Breaking up the Big Box: Cards for Kids

I’m Autistic. I had a real knack for sorting things out. So when my dad found a large tool box that I could put my baseball cards in, and sort them by team, I took it another direction.

Oldest cards first. Dourness, then Fleer, then Topps, then Upper Deck (alpha order by card company). Within each set, commons were followed by card price from least expensive to most expensive. Any cards worth $1 or more got to go into the album pages.

So within each team compartment, I had uniquely sorted rows of baseball cards in a particular order. Did I mention that I’m Autistic?

Any disruption to the so1989-topps-new-york-yankees-baseball-card-team-set-6.gifrting process made me real angry. My friend Aaron and I were HUGE in the Super Nintendo game Ken Griffey Jr. Presents Major League Baseball. The game did not have a MLBPA license, so fake names were used and could be changed. When Aaron wanted to make it a point to return the names back to their original names, he plucked through my baseball cards and scattered them all about within the tray. Boy, was I irate! We didn’t play much of that game after that.

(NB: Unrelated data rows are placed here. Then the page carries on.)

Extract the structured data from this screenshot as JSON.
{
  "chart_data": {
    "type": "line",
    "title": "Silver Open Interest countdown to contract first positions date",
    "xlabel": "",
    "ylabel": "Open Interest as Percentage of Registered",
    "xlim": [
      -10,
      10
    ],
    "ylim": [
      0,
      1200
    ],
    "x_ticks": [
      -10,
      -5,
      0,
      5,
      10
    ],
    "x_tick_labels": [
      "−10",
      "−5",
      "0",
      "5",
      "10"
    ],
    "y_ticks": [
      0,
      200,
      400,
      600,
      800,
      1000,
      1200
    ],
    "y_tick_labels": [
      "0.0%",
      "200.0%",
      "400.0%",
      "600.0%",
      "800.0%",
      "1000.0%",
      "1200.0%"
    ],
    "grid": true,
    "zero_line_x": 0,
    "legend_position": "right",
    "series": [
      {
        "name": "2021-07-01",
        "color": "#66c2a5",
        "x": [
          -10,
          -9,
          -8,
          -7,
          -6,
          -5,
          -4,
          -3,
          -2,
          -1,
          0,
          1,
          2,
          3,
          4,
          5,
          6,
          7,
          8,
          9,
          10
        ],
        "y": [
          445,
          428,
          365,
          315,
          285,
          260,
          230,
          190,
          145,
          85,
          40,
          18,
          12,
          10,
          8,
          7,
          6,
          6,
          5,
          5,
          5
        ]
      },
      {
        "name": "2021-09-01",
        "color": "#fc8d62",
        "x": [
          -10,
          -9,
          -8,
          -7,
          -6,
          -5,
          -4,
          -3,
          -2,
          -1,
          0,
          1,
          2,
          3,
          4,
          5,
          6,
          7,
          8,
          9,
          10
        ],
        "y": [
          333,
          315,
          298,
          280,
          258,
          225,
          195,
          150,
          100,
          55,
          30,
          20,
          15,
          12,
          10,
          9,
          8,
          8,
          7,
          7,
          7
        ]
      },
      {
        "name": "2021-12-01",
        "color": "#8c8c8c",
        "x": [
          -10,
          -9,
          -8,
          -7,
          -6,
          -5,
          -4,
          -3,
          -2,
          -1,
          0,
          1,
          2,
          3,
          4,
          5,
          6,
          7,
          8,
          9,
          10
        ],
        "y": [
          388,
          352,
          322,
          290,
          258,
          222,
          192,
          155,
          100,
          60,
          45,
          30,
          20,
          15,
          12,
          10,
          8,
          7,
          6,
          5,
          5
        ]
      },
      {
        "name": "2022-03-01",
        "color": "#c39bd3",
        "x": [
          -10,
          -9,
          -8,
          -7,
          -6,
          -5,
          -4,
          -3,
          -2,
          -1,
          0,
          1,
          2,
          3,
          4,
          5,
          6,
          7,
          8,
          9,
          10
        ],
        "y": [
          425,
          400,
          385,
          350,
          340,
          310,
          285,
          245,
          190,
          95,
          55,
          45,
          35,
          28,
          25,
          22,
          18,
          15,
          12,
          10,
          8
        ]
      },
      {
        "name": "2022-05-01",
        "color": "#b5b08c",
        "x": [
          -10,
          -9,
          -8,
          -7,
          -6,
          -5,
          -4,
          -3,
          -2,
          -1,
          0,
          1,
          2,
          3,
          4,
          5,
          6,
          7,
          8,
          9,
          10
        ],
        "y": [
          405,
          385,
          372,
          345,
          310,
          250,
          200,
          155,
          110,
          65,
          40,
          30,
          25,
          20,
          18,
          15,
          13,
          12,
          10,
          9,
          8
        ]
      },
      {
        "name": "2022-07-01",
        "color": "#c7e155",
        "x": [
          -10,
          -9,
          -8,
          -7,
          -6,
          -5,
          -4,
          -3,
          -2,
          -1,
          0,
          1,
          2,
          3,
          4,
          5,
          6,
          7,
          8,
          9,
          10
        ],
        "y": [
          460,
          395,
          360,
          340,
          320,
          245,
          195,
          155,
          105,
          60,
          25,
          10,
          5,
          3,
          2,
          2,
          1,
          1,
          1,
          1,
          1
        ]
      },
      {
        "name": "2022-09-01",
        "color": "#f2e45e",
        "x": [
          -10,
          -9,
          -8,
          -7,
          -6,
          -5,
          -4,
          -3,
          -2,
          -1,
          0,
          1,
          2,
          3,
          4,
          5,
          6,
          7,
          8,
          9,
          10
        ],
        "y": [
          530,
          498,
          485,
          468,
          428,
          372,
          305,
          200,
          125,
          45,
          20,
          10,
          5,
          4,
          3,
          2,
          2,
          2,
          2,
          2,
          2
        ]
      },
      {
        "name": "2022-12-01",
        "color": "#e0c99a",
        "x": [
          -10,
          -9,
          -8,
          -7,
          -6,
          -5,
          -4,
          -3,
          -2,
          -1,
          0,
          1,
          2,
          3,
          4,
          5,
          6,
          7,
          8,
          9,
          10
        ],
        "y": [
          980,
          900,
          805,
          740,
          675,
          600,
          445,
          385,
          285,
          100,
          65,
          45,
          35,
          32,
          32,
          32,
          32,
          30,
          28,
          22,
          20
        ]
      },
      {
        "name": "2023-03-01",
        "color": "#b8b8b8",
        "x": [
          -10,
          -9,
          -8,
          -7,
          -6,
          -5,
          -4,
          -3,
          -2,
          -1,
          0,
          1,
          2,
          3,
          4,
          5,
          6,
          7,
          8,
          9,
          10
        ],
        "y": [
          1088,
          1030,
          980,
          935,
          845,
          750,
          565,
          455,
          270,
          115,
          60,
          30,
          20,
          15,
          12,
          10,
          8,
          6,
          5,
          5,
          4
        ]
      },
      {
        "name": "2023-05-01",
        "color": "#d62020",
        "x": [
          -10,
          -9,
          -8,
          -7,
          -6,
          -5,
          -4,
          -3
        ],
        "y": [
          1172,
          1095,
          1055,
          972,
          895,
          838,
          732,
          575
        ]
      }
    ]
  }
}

I’d add cards and have to fit the rows within the box correctly. Then the toolbox couldn’t hold such a massive collection. When I was in middle school, my Uncle Mat had a larger index filing cabinet he didn’t use at his doctor’soffice, and I soon used it to fit all of my cards. There’s still plenty of room in that box, but when I moved it around my parents house (first upstairs, then in the basement, then back upstairs again), it got to be a pain in the butt. Each drawer had to be removed and the trips back and forth (two trays at a time for 15 trips) got to be exhausting.

Eventually, I moved away and the cards were all moved once more to my parents’ spare room. The unique filing system held for nearly 20 years.

Then, when I started to put together my shoebox of stars (referred to many times in this blog), the detailed filing system got messed up. Only this time, I didn’t really care as much, as long as cards of the same team were in the correct drawer. Sorry, Aaron!

When I got to wanting to trade again just recently, I thought to myself: Do I really need all of those duplicates?

When I was collecting, I not only wanted more cards than my best friend Jared, but I wanted more cards than any other baseball card collection among the entire student body at Merrill School! Quantity overruled quality, and here I am left with a pile of cards with not much to do with them.

So I’ve decided to turn quantity into quality. Even with the common junk wax stuff.

I’m going to go through my card box at home and remove all of the duplicates. Basically, I’ll have certain baseball card collections:

Shoebox collection: One of every star player on every team they’ve played on, unique cards, cards I’ve had since I was 5, and cards of players that have a unique story to tell. This will be the box that I present to others when showing off my collection. I have it at home. My “want list” posted earlier helps fill in the gaps in this collection.

Traditional collection: The big box at home, cards I’ve accumulated until the time I “stopped” collecting (by 2002) with no duplicates … EXCEPT if they were cards that I received over 20 years ago from my Uncle Scott – him giving me his card collection was my last memory of him before he died. I will actually be in the process of finally removing them from my parents’ house in the fall.

Album collection: Any card that books for over $1, with no duplicates, plus autographed cards. This is a collection of my greatest cards, along with certain stacks of autos/game-useds, and stacks of cards in hard plastic cases I keep in a separate drawer at my parents’ house. Once I have the gaps filled in my shoebox collection, the search for more expensive cards will begin.

Give-and-trade collection: Any duplicates from my traditional and album collections, and any collections I have (or will) receive in bulk. Toward the end of my collecting days, I bought up boxes of cheap cards with the intentions on doing SOMETHING with them. Never did. I tried selling them, not a lick!

I call it the give-and-trade collection because these are cards I’m hoping to either trade quantity-for-quality, or plan to give away to local Tee-ball teams.

If I can successfully master this plan, kids participating in the Coloma Park District Tee-ball league (remember, I was a Rock Falls kid) will get cards of players on their team: Athletics kids will get Athletics cards, Padres kids will get Padres cards, and so on. There are only 12 teams in the league, so I’m thinking each team will get cards from another team name not in the league (sans Nationals, Rockies, Marlins, D-Backs and Rays since those teams are all post-junk-era).

Not sure how many cards per kid to start out with. If I can prolong such a give-away, I will.

The big question about this … those kids aren’t going to know who these players are. Keep in mind the cards are “old” to them. 1989 Upper Deck doesn’t seem old to me, but that’s approaching 30 years ago – 30 years ago when I was collecting was the late 1960s. Then these kids can look at their tablets and Wikipedia and figure out who these guys are. Then they can trade (putting emphasis on the “trading card” thing), perhaps sell, accumulate, learn skills that go along with these things, maybe even some statistics, a little history, rekindling of father’s card collecting memories, who knows. EVEN use those cards to get cards of more recent players they have perhaps heard of, and morphing into the game-used/autos side of things.

I look at this as promoting the game of baseball for our youth.